Last Wednesday, Portland needed Nicolas Batum. There was no LaMarcus Aldridge and his 20+ points, no Joel Freeland and Meyers Leonard to battle in the paint, and as it turns out, no veteran Frenchman to fill the void against a San Antonio Spurs team thought to be amongst the best in the league.
Against the Spurs, who were playing without 2 of their best players, the Blazers struggled to score, broke-down defensively during a deciding stretch to start the fourth quarter, and simply couldn’t get a basket to stem the tide of a team who understands how to win, opposed to one still looking for a couple missing components vital to separating from the pack.
Portland’s highly-paid forward isn’t earning his money. Yes, he contributes. Nicolas can score, he can rebound, he can distribute, and he’s capable of defending the league’s most athletic players on the perimeter; something few in the game can be trusted to do. But in spite of the ability to do the aforementioned on any given night, it’s the fact that he can’t or won’t on any given night which has frustrated me over the years, and has me at wit’s end regarding one of the highest paid “role players” in the history of professional sports.
$11 million a year is “big boy” money.
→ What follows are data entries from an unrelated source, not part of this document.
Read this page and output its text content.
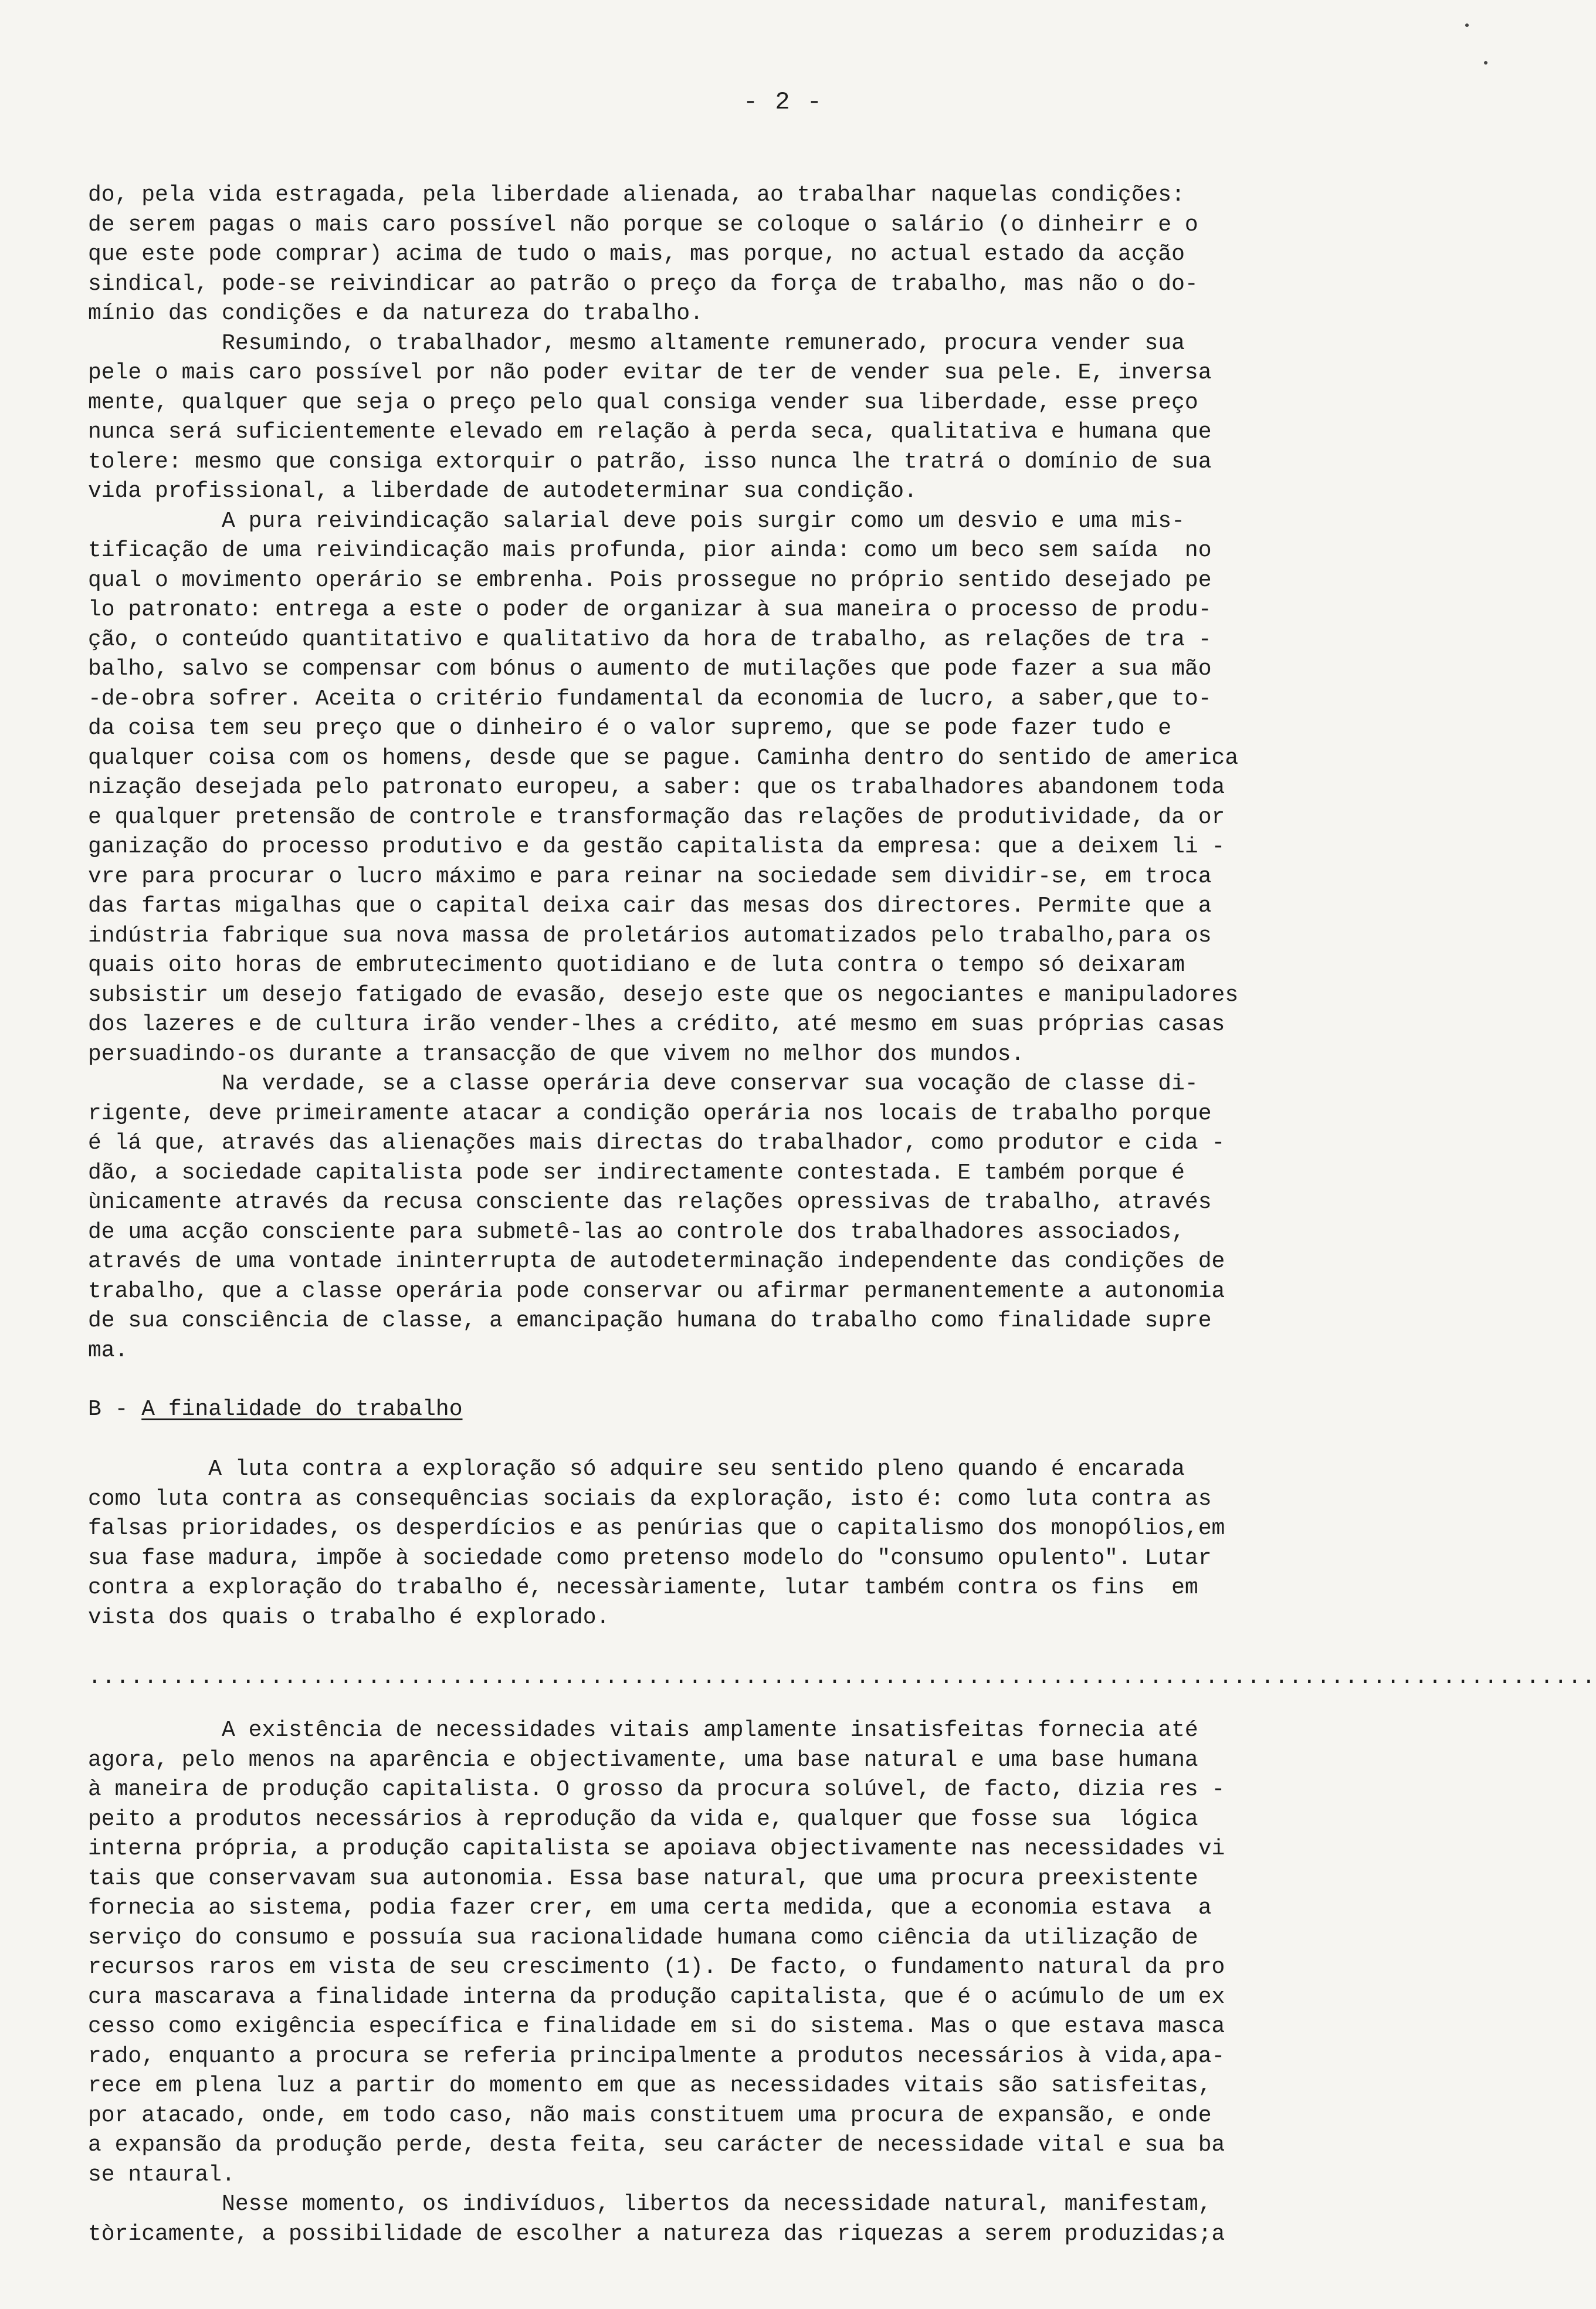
- 2 -
do, pela vida estragada, pela liberdade alienada, ao trabalhar naquelas condições:
de serem pagas o mais caro possível não porque se coloque o salário (o dinheirr e o
que este pode comprar) acima de tudo o mais, mas porque, no actual estado da acção
sindical, pode-se reivindicar ao patrão o preço da força de trabalho, mas não o do-
mínio das condições e da natureza do trabalho.
Resumindo, o trabalhador, mesmo altamente remunerado, procura vender sua
pele o mais caro possível por não poder evitar de ter de vender sua pele. E, inversa
mente, qualquer que seja o preço pelo qual consiga vender sua liberdade, esse preço
nunca será suficientemente elevado em relação à perda seca, qualitativa e humana que
tolere: mesmo que consiga extorquir o patrão, isso nunca lhe tratrá o domínio de sua
vida profissional, a liberdade de autodeterminar sua condição.
A pura reivindicação salarial deve pois surgir como um desvio e uma mis-
tificação de uma reivindicação mais profunda, pior ainda: como um beco sem saída  no
qual o movimento operário se embrenha. Pois prossegue no próprio sentido desejado pe
lo patronato: entrega a este o poder de organizar à sua maneira o processo de produ-
ção, o conteúdo quantitativo e qualitativo da hora de trabalho, as relações de tra -
balho, salvo se compensar com bónus o aumento de mutilações que pode fazer a sua mão
-de-obra sofrer. Aceita o critério fundamental da economia de lucro, a saber,que to-
da coisa tem seu preço que o dinheiro é o valor supremo, que se pode fazer tudo e
qualquer coisa com os homens, desde que se pague. Caminha dentro do sentido de america
nização desejada pelo patronato europeu, a saber: que os trabalhadores abandonem toda
e qualquer pretensão de controle e transformação das relações de produtividade, da or
ganização do processo produtivo e da gestão capitalista da empresa: que a deixem li -
vre para procurar o lucro máximo e para reinar na sociedade sem dividir-se, em troca
das fartas migalhas que o capital deixa cair das mesas dos directores. Permite que a
indústria fabrique sua nova massa de proletários automatizados pelo trabalho,para os
quais oito horas de embrutecimento quotidiano e de luta contra o tempo só deixaram
subsistir um desejo fatigado de evasão, desejo este que os negociantes e manipuladores
dos lazeres e de cultura irão vender-lhes a crédito, até mesmo em suas próprias casas
persuadindo-os durante a transacção de que vivem no melhor dos mundos.
Na verdade, se a classe operária deve conservar sua vocação de classe di-
rigente, deve primeiramente atacar a condição operária nos locais de trabalho porque
é lá que, através das alienações mais directas do trabalhador, como produtor e cida -
dão, a sociedade capitalista pode ser indirectamente contestada. E também porque é
ùnicamente através da recusa consciente das relações opressivas de trabalho, através
de uma acção consciente para submetê-las ao controle dos trabalhadores associados,
através de uma vontade ininterrupta de autodeterminação independente das condições de
trabalho, que a classe operária pode conservar ou afirmar permanentemente a autonomia
de sua consciência de classe, a emancipação humana do trabalho como finalidade supre
ma.
B - A finalidade do trabalho
A luta contra a exploração só adquire seu sentido pleno quando é encarada
como luta contra as consequências sociais da exploração, isto é: como luta contra as
falsas prioridades, os desperdícios e as penúrias que o capitalismo dos monopólios,em
sua fase madura, impõe à sociedade como pretenso modelo do "consumo opulento". Lutar
contra a exploração do trabalho é, necessàriamente, lutar também contra os fins  em
vista dos quais o trabalho é explorado.
............................................................................................................
A existência de necessidades vitais amplamente insatisfeitas fornecia até
agora, pelo menos na aparência e objectivamente, uma base natural e uma base humana
à maneira de produção capitalista. O grosso da procura solúvel, de facto, dizia res -
peito a produtos necessários à reprodução da vida e, qualquer que fosse sua  lógica
interna própria, a produção capitalista se apoiava objectivamente nas necessidades vi
tais que conservavam sua autonomia. Essa base natural, que uma procura preexistente
fornecia ao sistema, podia fazer crer, em uma certa medida, que a economia estava  a
serviço do consumo e possuía sua racionalidade humana como ciência da utilização de
recursos raros em vista de seu crescimento (1). De facto, o fundamento natural da pro
cura mascarava a finalidade interna da produção capitalista, que é o acúmulo de um ex
cesso como exigência específica e finalidade em si do sistema. Mas o que estava masca
rado, enquanto a procura se referia principalmente a produtos necessários à vida,apa-
rece em plena luz a partir do momento em que as necessidades vitais são satisfeitas,
por atacado, onde, em todo caso, não mais constituem uma procura de expansão, e onde
a expansão da produção perde, desta feita, seu carácter de necessidade vital e sua ba
se ntaural.
Nesse momento, os indivíduos, libertos da necessidade natural, manifestam,
tòricamente, a possibilidade de escolher a natureza das riquezas a serem produzidas;a
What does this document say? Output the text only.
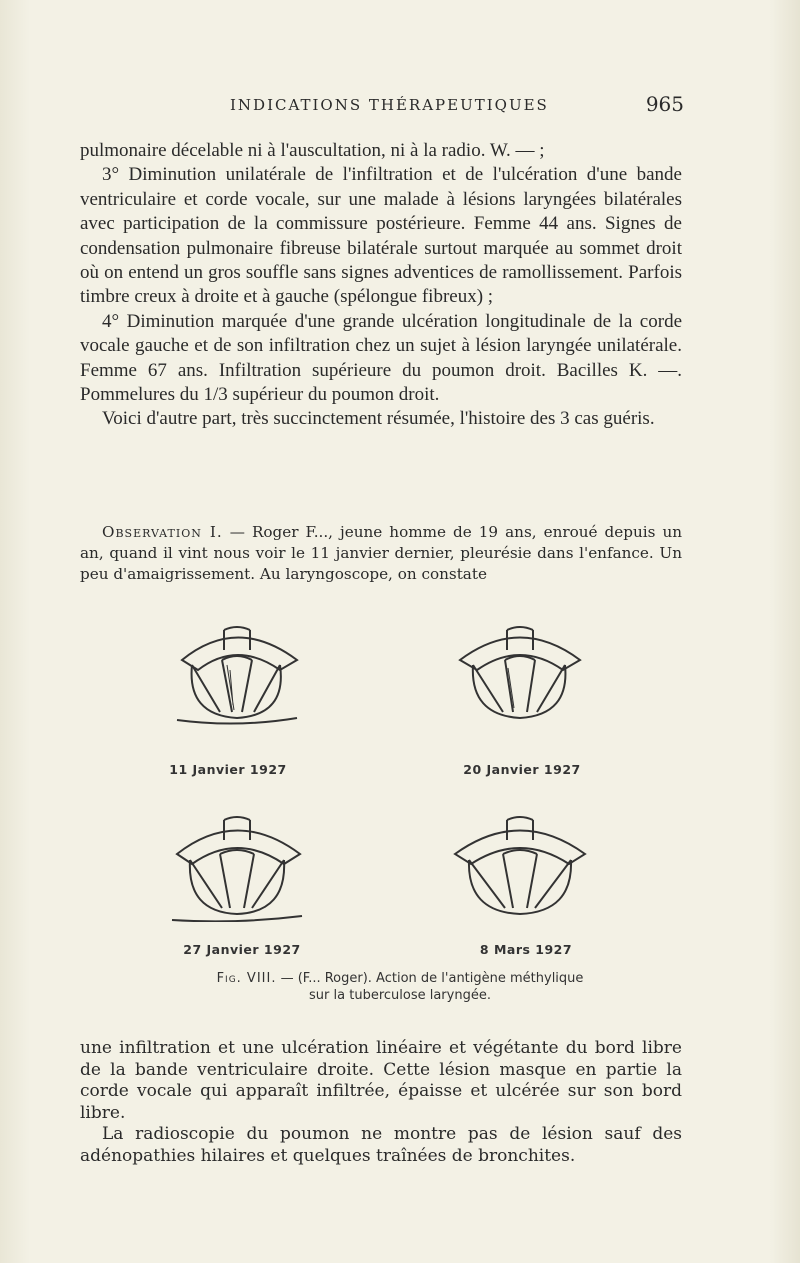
INDICATIONS THÉRAPEUTIQUES	965

pulmonaire décelable ni à l'auscultation, ni à la radio. W. — ;

3° Diminution unilatérale de l'infiltration et de l'ulcération d'une bande ventriculaire et corde vocale, sur une malade à lésions laryngées bilatérales avec participation de la commissure postérieure. Femme 44 ans. Signes de condensation pulmonaire fibreuse bilatérale surtout marquée au sommet droit où on entend un gros souffle sans signes adventices de ramollissement. Parfois timbre creux à droite et à gauche (spélongue fibreux) ;

4° Diminution marquée d'une grande ulcération longitudinale de la corde vocale gauche et de son infiltration chez un sujet à lésion laryngée unilatérale. Femme 67 ans. Infiltration supérieure du poumon droit. Bacilles K. —. Pommelures du 1/3 supérieur du poumon droit.

Voici d'autre part, très succinctement résumée, l'histoire des 3 cas guéris.

Observation I. — Roger F..., jeune homme de 19 ans, enroué depuis un an, quand il vint nous voir le 11 janvier dernier, pleurésie dans l'enfance. Un peu d'amaigrissement. Au laryngoscope, on constate
11 Janvier 1927	20 Janvier 1927
27 Janvier 1927	8 Mars 1927
Fig. VIII. — (F... Roger). Action de l'antigène méthylique
sur la tuberculose laryngée.

une infiltration et une ulcération linéaire et végétante du bord libre de la bande ventriculaire droite. Cette lésion masque en partie la corde vocale qui apparaît infiltrée, épaisse et ulcérée sur son bord libre.

La radioscopie du poumon ne montre pas de lésion sauf des adénopathies hilaires et quelques traînées de bronchites.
It’s a commitment to a player who’s contractually obligated to perform under the brightest of lights. You may not find that written anywhere amidst the contract of players of that ilk, but you will find that in the inferred fine print penciled-in by franchises who pay it, and fans responsible for holding them both accountable. And that’s what I’m doing: Holding Nicolas Batum accountable for the egg he laid last Wednesday night, and the fact that he lost the right to lay that egg when he asked for that contract and essentially asked out of Portland in the process of getting that contract more than a year-and-a-half ago.
At that rate, it’s not good enough to do it from time-to-time. I’m not asking Nic to be LeBron James, Kevin Durant, or even LaMarcus Aldridge. Portland has a #1 in Aldridge, and found their #2 with Damian Lillard a year ago, so they don’t necessarily need Batum to lead the team regularly in any particular statistical category, but rather do so on those given nights when their “primaries” aren’t performing, or are incapable due to injury or any other unforeseen absence. Like last week versus the Spurs.
What’s so frustrating is … he can do it! Physically he has all the tools to be the player this franchise needs him to be, but for whatever reason or reasons, the Nicolas Batum we saw last Wednesday night gets in the way of the Nicolas Batum we continually hope will grow-out of that same guy we saw last Wednesday night. And I don’t get it.
I want to like the guy, and I think the reason I want to like him as much as I do, in addition to the reason he angers me the way he does, is because I do and always have seen a skill set capable of so much more. I see a guy who can knock down the 3. I see a guy who can finish at the basket. And I see a guy built to lock people down defensively for key stretches in games. But I don’t see him do it consistently, and I can’t count on him to do it when his team desperately needs him to do it most. Which is why I’m falling off his bandwagon, and why I’m nearly ready to say goodbye. That’s Au revoir to you, Nic.